Saif explains, “Safeguarding the IoT is complicated by the scale and scope of data being generated and collected, not to mention that much of it is actually held or accessed by third parties. As a result, many leaders are implementing an umbrella-level cyber risk paradigm, raising standards for cyber risk at every level of the organization, enterprisewide, from pre-threat to post-event. That means preventing and anticipating IoT-related cyber threats before they take hold, monitoring and neutralizing threats already in play, and restoring normal operations as soon as possible when an organization is struck by a threat.” Peter Cochrane (@PeterCochrane), a consultant and former CTO of BT, insists we need to create an auto-immune system for the IoT. “Cyber security complexity and sophistication surpassed individual human and group capabilities a long time ago,” he writes, “and we have to look to automation and real-time reaction. For the IoT especially we need a system of defense that apes the immune systems found in nature. Although a good deal of research work in this arena is under way, I would suggest that any protection has to be holistic and deep, embracing every chip, card, shelf, rack, room, building, site, campus, network and device with automated attack detection, collaboration, and learning, with rapid global sharing of solutions (antidotes). Such an approach will automatically limit the depth, reach and damage of all forms of attack while realizing far greater levels of security.”[4]
Ofer Amitai (@portnox), Chief Executive Officer at Portnox, believes blockchain technology could help secure IoT ecosystems. He notes, “Due to their weak computing power, it’s challenging to authenticate IoT devices because their ‘bare bones’ architecture makes it difficult to track their activity over time. These vulnerabilities have caused the focus on IoT technology to shift from the benefits for improving efficiency and enriching data, to a deep-seated concern for their potential security risks.”[5] He explains how blockchain technology can help address this challenge:
“As opposed to the centralized, information-based model for managing access, blockchain is based on a distributed ledger of verified transactions that cannot be broken. It is a ‘permissionless’ and public system, but there are also ways to manage the blockchain in a way that is permissioned and private — suitable for IoT and other connected devices. In effect, a ‘permissioned and private’ blockchain could be used to safely on-board IoT and other connected devices, registering them in a private blockchain ledger. New devices attempting to access the network would have to be approved, and found to follow the same security policies to be verified and granted access to the chain — thereby eliminating the possibility for ‘zombie devices’ like the ones that carried out the Dyn DDoS attack. Through this model, IoT devices can communicate with like-IoT devices to determine if the ‘newbie’ is up to par on its security settings, making sure that it only has access to data that authorized IoT devices have permissions for, and that it isn’t siloing data or acting as a ‘thingbot’.”
Summary
Clearly, we have a long way to go to improve IoT security. New technologies, like blockchain can help, but standards are also required. As the number of IoT devices and networks grow, the importance of IoT security will also increase. Every stakeholder must do his or her part if IoT potential is to be realized in the decades ahead.
Footnotes
[1] Irfan Saif, “Cyber Risk in an IoT World,” The Wall Street Journal, 19 November 2015.

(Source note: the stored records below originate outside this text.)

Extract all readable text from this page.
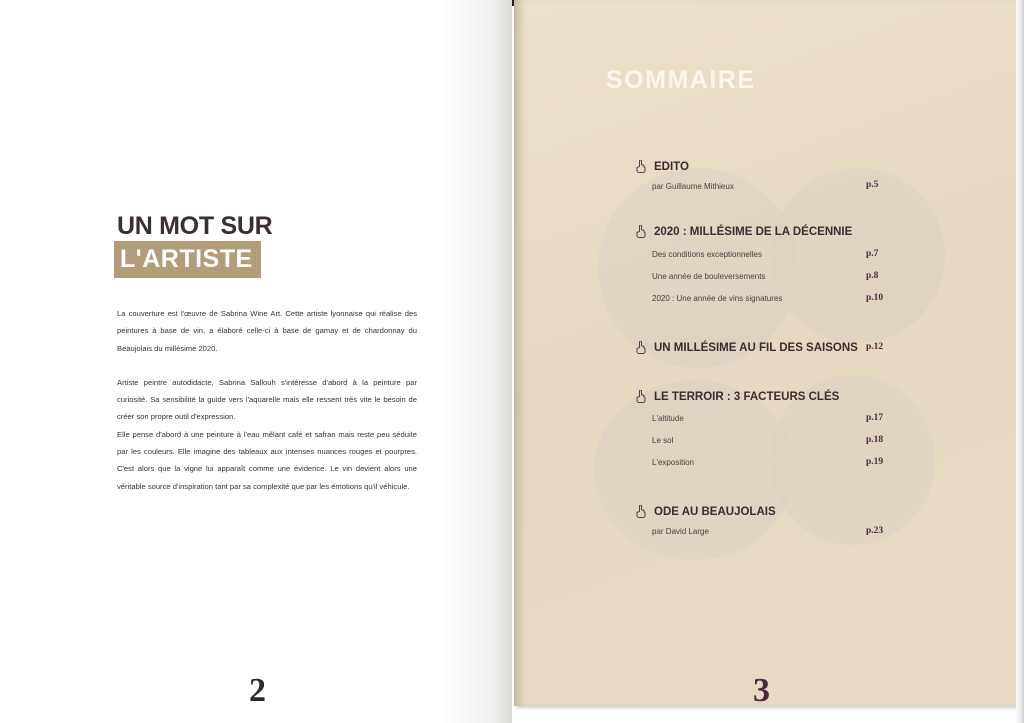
UN MOT SUR
L'ARTISTE

La couverture est l'œuvre de Sabrina Wine Art. Cette artiste lyonnaise qui réalise des peintures à base de vin, a élaboré celle-ci à base de gamay et de chardonnay du Beaujolais du millésime 2020.

Artiste peintre autodidacte, Sabrina Sallouh s'intéresse d'abord à la peinture par curiosité. Sa sensibilité la guide vers l'aquarelle mais elle ressent très vite le besoin de créer son propre outil d'expression.

Elle pense d'abord à une peinture à l'eau mêlant café et safran mais reste peu séduite par les couleurs. Elle imagine des tableaux aux intenses nuances rouges et pourpres. C'est alors que la vigne lui apparaît comme une évidence. Le vin devient alors une véritable source d'inspiration tant par sa complexité que par les émotions qu'il véhicule.

2
SOMMAIRE
EDITO
par Guillaume Mithieux	p.5
2020 : MILLÉSIME DE LA DÉCENNIE
Des conditions exceptionnelles	p.7
Une année de bouleversements	p.8
2020 : Une année de vins signatures	p.10
UN MILLÉSIME AU FIL DES SAISONS p.12
LE TERROIR : 3 FACTEURS CLÉS
L'altitude	p.17
Le sol	p.18
L'exposition	p.19
ODE AU BEAUJOLAIS
par David Large	p.23
3
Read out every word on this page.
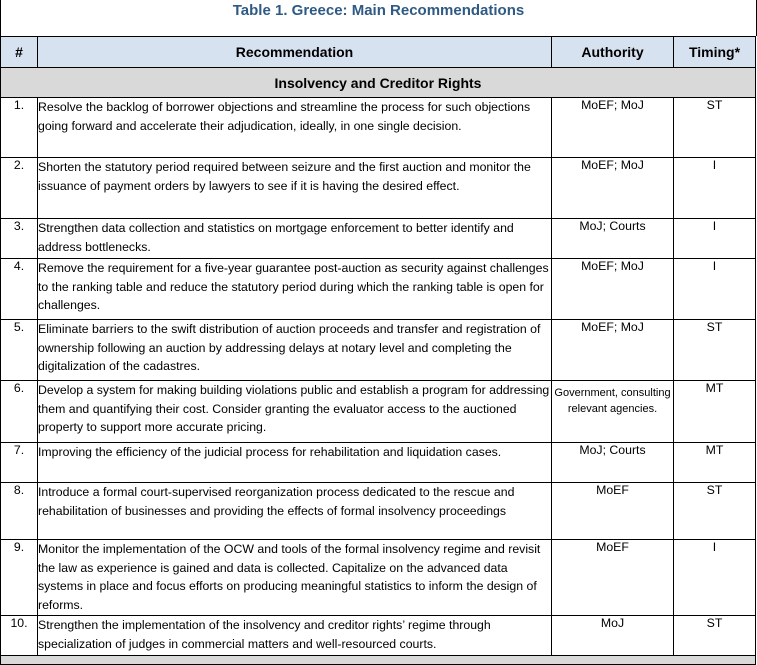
Table 1. Greece: Main Recommendations
#	Recommendation	Authority	Timing*
Insolvency and Creditor Rights			
1.	Resolve the backlog of borrower objections and streamline the process for such objections going forward and accelerate their adjudication, ideally, in one single decision.	MoEF; MoJ	ST
2.	Shorten the statutory period required between seizure and the first auction and monitor the issuance of payment orders by lawyers to see if it is having the desired effect.	MoEF; MoJ	I
3.	Strengthen data collection and statistics on mortgage enforcement to better identify and address bottlenecks.	MoJ; Courts	I
4.	Remove the requirement for a five-year guarantee post-auction as security against challenges to the ranking table and reduce the statutory period during which the ranking table is open for challenges.	MoEF; MoJ	I
5.	Eliminate barriers to the swift distribution of auction proceeds and transfer and registration of ownership following an auction by addressing delays at notary level and completing the digitalization of the cadastres.	MoEF; MoJ	ST
6.	Develop a system for making building violations public and establish a program for addressing them and quantifying their cost. Consider granting the evaluator access to the auctioned property to support more accurate pricing.	Government, consulting relevant agencies.	MT
7.	Improving the efficiency of the judicial process for rehabilitation and liquidation cases.	MoJ; Courts	MT
8.	Introduce a formal court-supervised reorganization process dedicated to the rescue and rehabilitation of businesses and providing the effects of formal insolvency proceedings	MoEF	ST
9.	Monitor the implementation of the OCW and tools of the formal insolvency regime and revisit the law as experience is gained and data is collected. Capitalize on the advanced data systems in place and focus efforts on producing meaningful statistics to inform the design of reforms.	MoEF	I
10.	Strengthen the implementation of the insolvency and creditor rights’ regime through specialization of judges in commercial matters and well-resourced courts.	MoJ	ST
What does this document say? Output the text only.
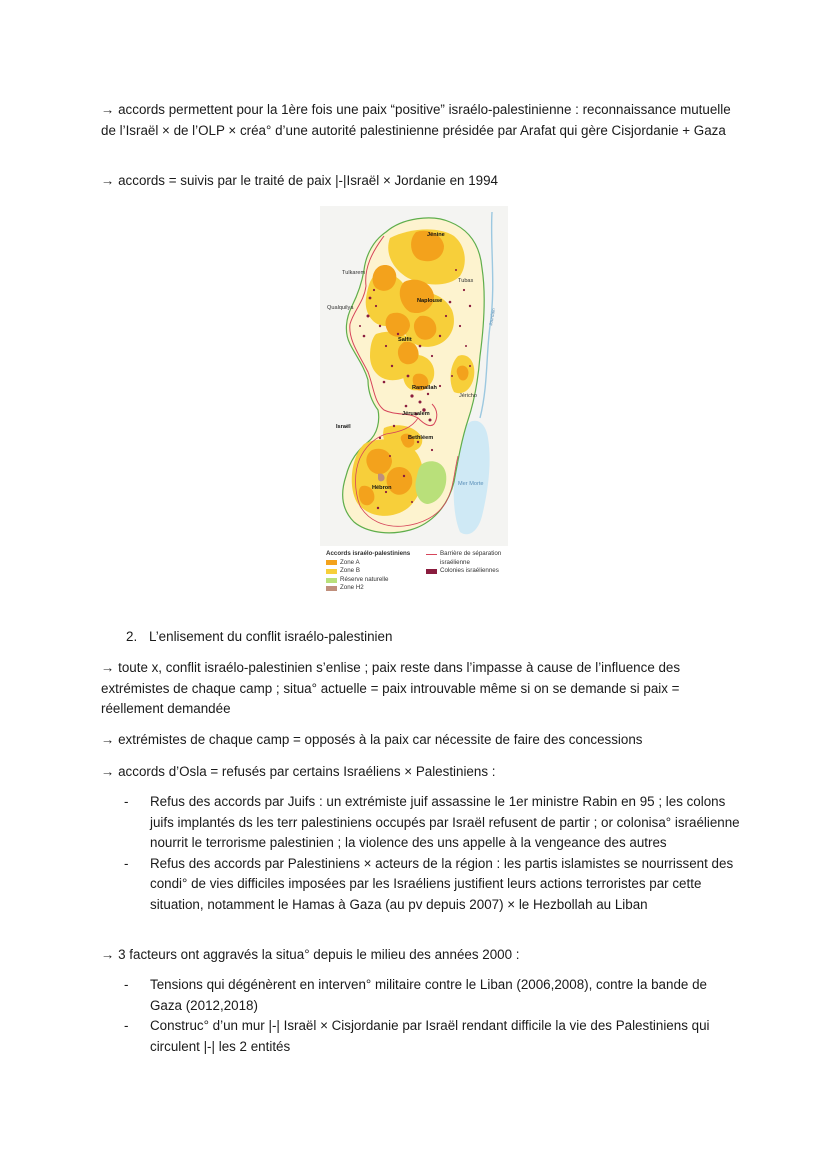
→ accords permettent pour la 1ère fois une paix “positive” israélo-palestinienne : reconnaissance mutuelle de l’Israël × de l’OLP × créa° d’une autorité palestinienne présidée par Arafat qui gère Cisjordanie + Gaza

→ accords = suivis par le traité de paix |-|Israël × Jordanie en 1994

Jénine
Tulkarem
Tubas
Qualquilya
Naplouse
Salfit
Jourdain
Ramallah
Jéricho
Jérusalem
Israël
Bethléem
Hébron
Mer Morte
Accords israélo-palestiniens
Zone A
Zone B
Réserve naturelle
Zone H2
Barrière de séparation
israélienne
Colonies israéliennes
2. L’enlisement du conflit israélo-palestinien

→ toute x, conflit israélo-palestinien s’enlise ; paix reste dans l’impasse à cause de l’influence des extrémistes de chaque camp ; situa° actuelle = paix introuvable même si on se demande si paix = réellement demandée

→ extrémistes de chaque camp = opposés à la paix car nécessite de faire des concessions

→ accords d’Osla = refusés par certains Israéliens × Palestiniens :

- Refus des accords par Juifs : un extrémiste juif assassine le 1er ministre Rabin en 95 ; les colons juifs implantés ds les terr palestiniens occupés par Israël refusent de partir ; or colonisa° israélienne nourrit le terrorisme palestinien ; la violence des uns appelle à la vengeance des autres
- Refus des accords par Palestiniens × acteurs de la région : les partis islamistes se nourrissent des condi° de vies difficiles imposées par les Israéliens justifient leurs actions terroristes par cette situation, notamment le Hamas à Gaza (au pv depuis 2007) × le Hezbollah au Liban

→ 3 facteurs ont aggravés la situa° depuis le milieu des années 2000 :

- Tensions qui dégénèrent en interven° militaire contre le Liban (2006,2008), contre la bande de Gaza (2012,2018)
- Construc° d’un mur |-| Israël × Cisjordanie par Israël rendant difficile la vie des Palestiniens qui circulent |-| les 2 entités
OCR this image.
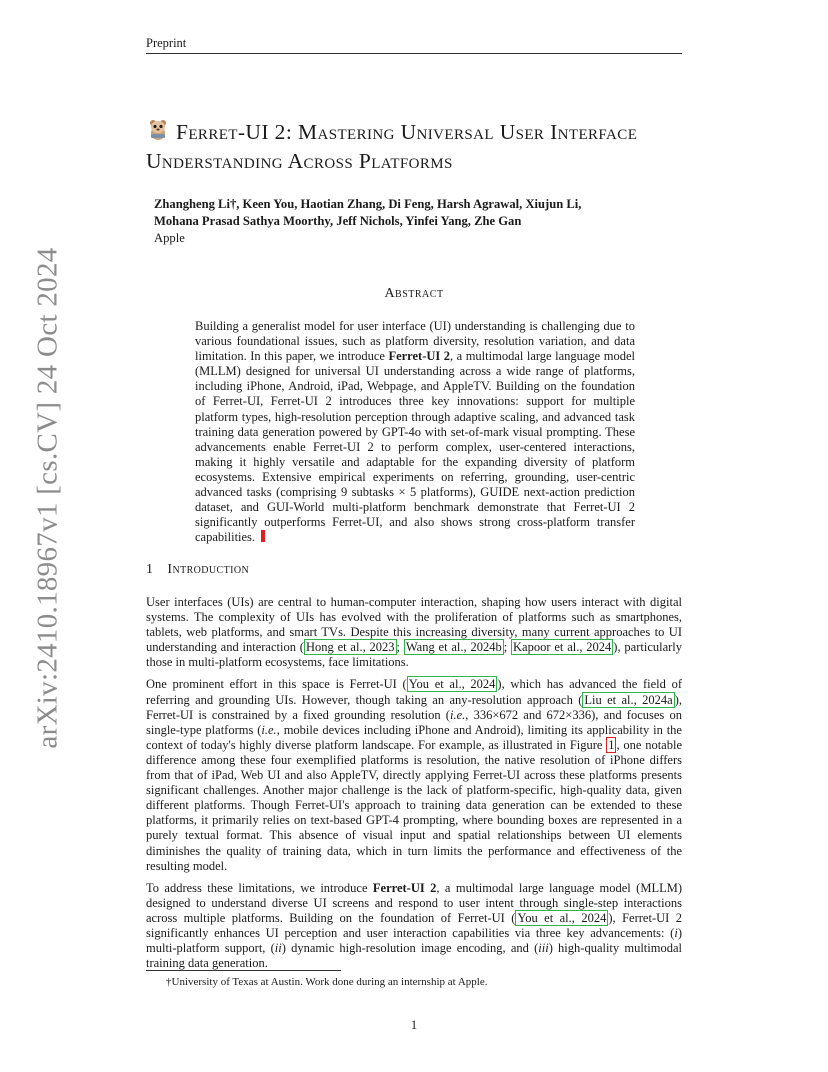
Preprint
arXiv:2410.18967v1 [cs.CV] 24 Oct 2024
Ferret-UI 2: Mastering Universal User Interface Understanding Across Platforms
Zhangheng Li†, Keen You, Haotian Zhang, Di Feng, Harsh Agrawal, Xiujun Li,
Mohana Prasad Sathya Moorthy, Jeff Nichols, Yinfei Yang, Zhe Gan
Apple
Abstract

Building a generalist model for user interface (UI) understanding is challenging due to various foundational issues, such as platform diversity, resolution variation, and data limitation. In this paper, we introduce Ferret-UI 2, a multimodal large language model (MLLM) designed for universal UI understanding across a wide range of platforms, including iPhone, Android, iPad, Webpage, and AppleTV. Building on the foundation of Ferret-UI, Ferret-UI 2 introduces three key innovations: support for multiple platform types, high-resolution perception through adaptive scaling, and advanced task training data generation powered by GPT-4o with set-of-mark visual prompting. These advancements enable Ferret-UI 2 to perform complex, user-centered interactions, making it highly versatile and adaptable for the expanding diversity of platform ecosystems. Extensive empirical experiments on referring, grounding, user-centric advanced tasks (comprising 9 subtasks × 5 platforms), GUIDE next-action prediction dataset, and GUI-World multi-platform benchmark demonstrate that Ferret-UI 2 significantly outperforms Ferret-UI, and also shows strong cross-platform transfer capabilities.

1 Introduction

User interfaces (UIs) are central to human-computer interaction, shaping how users interact with digital systems. The complexity of UIs has evolved with the proliferation of platforms such as smartphones, tablets, web platforms, and smart TVs. Despite this increasing diversity, many current approaches to UI understanding and interaction ( Hong et al., 2023 ; Wang et al., 2024b ; Kapoor et al., 2024 ), particularly those in multi-platform ecosystems, face limitations.

One prominent effort in this space is Ferret-UI ( You et al., 2024 ), which has advanced the field of referring and grounding UIs. However, though taking an any-resolution approach ( Liu et al., 2024a ), Ferret-UI is constrained by a fixed grounding resolution (i.e., 336×672 and 672×336), and focuses on single-type platforms (i.e., mobile devices including iPhone and Android), limiting its applicability in the context of today's highly diverse platform landscape. For example, as illustrated in Figure 1 , one notable difference among these four exemplified platforms is resolution, the native resolution of iPhone differs from that of iPad, Web UI and also AppleTV, directly applying Ferret-UI across these platforms presents significant challenges. Another major challenge is the lack of platform-specific, high-quality data, given different platforms. Though Ferret-UI's approach to training data generation can be extended to these platforms, it primarily relies on text-based GPT-4 prompting, where bounding boxes are represented in a purely textual format. This absence of visual input and spatial relationships between UI elements diminishes the quality of training data, which in turn limits the performance and effectiveness of the resulting model.

To address these limitations, we introduce Ferret-UI 2, a multimodal large language model (MLLM) designed to understand diverse UI screens and respond to user intent through single-step interactions across multiple platforms. Building on the foundation of Ferret-UI ( You et al., 2024 ), Ferret-UI 2 significantly enhances UI perception and user interaction capabilities via three key advancements: (i) multi-platform support, (ii) dynamic high-resolution image encoding, and (iii) high-quality multimodal training data generation.

†University of Texas at Austin. Work done during an internship at Apple.
1
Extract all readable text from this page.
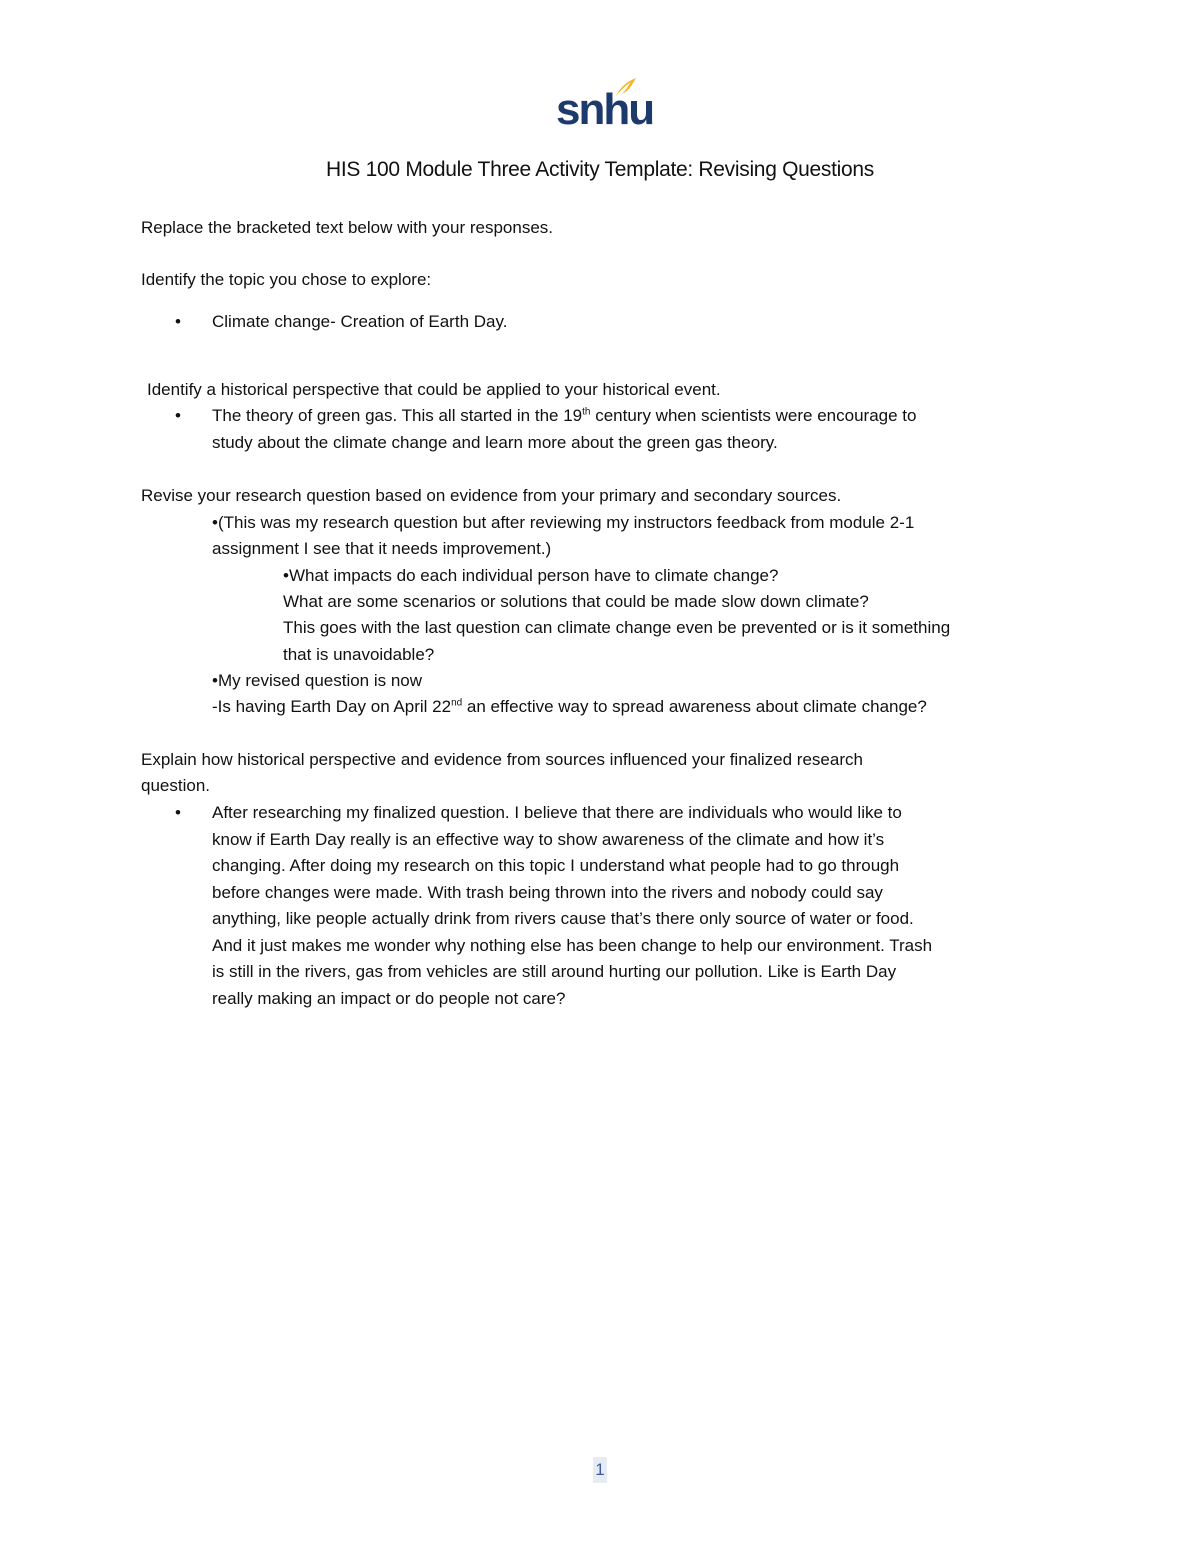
snhu
HIS 100 Module Three Activity Template: Revising Questions
Replace the bracketed text below with your responses.
Identify the topic you chose to explore:
• Climate change- Creation of Earth Day.
Identify a historical perspective that could be applied to your historical event.
• The theory of green gas. This all started in the 19th century when scientists were encourage to
study about the climate change and learn more about the green gas theory.
Revise your research question based on evidence from your primary and secondary sources.
•(This was my research question but after reviewing my instructors feedback from module 2-1
assignment I see that it needs improvement.)
•What impacts do each individual person have to climate change?
What are some scenarios or solutions that could be made slow down climate?
This goes with the last question can climate change even be prevented or is it something
that is unavoidable?
•My revised question is now
-Is having Earth Day on April 22nd an effective way to spread awareness about climate change?
Explain how historical perspective and evidence from sources influenced your finalized research
question.
• After researching my finalized question. I believe that there are individuals who would like to
know if Earth Day really is an effective way to show awareness of the climate and how it’s
changing. After doing my research on this topic I understand what people had to go through
before changes were made. With trash being thrown into the rivers and nobody could say
anything, like people actually drink from rivers cause that’s there only source of water or food.
And it just makes me wonder why nothing else has been change to help our environment. Trash
is still in the rivers, gas from vehicles are still around hurting our pollution. Like is Earth Day
really making an impact or do people not care?
1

[2] Edwin Lopez and Jennifer McKevitt, “Report: IoT tech may triple in use by 2022,” Supply Chain Dive, 9 August 2017.
[3] Mordechai Guri, “Overcoming challenges in securing the Internet of Things,” Information Management, 1 June 2018.
[4] Peter Cochrane, “The IoT needs an immune system to fight off nasty infections,” Computing, 16 August 2016.
[5] Ofer Amitai, “Using blockchain to solve IoT security challenges,” Information Management, 6 February 2018.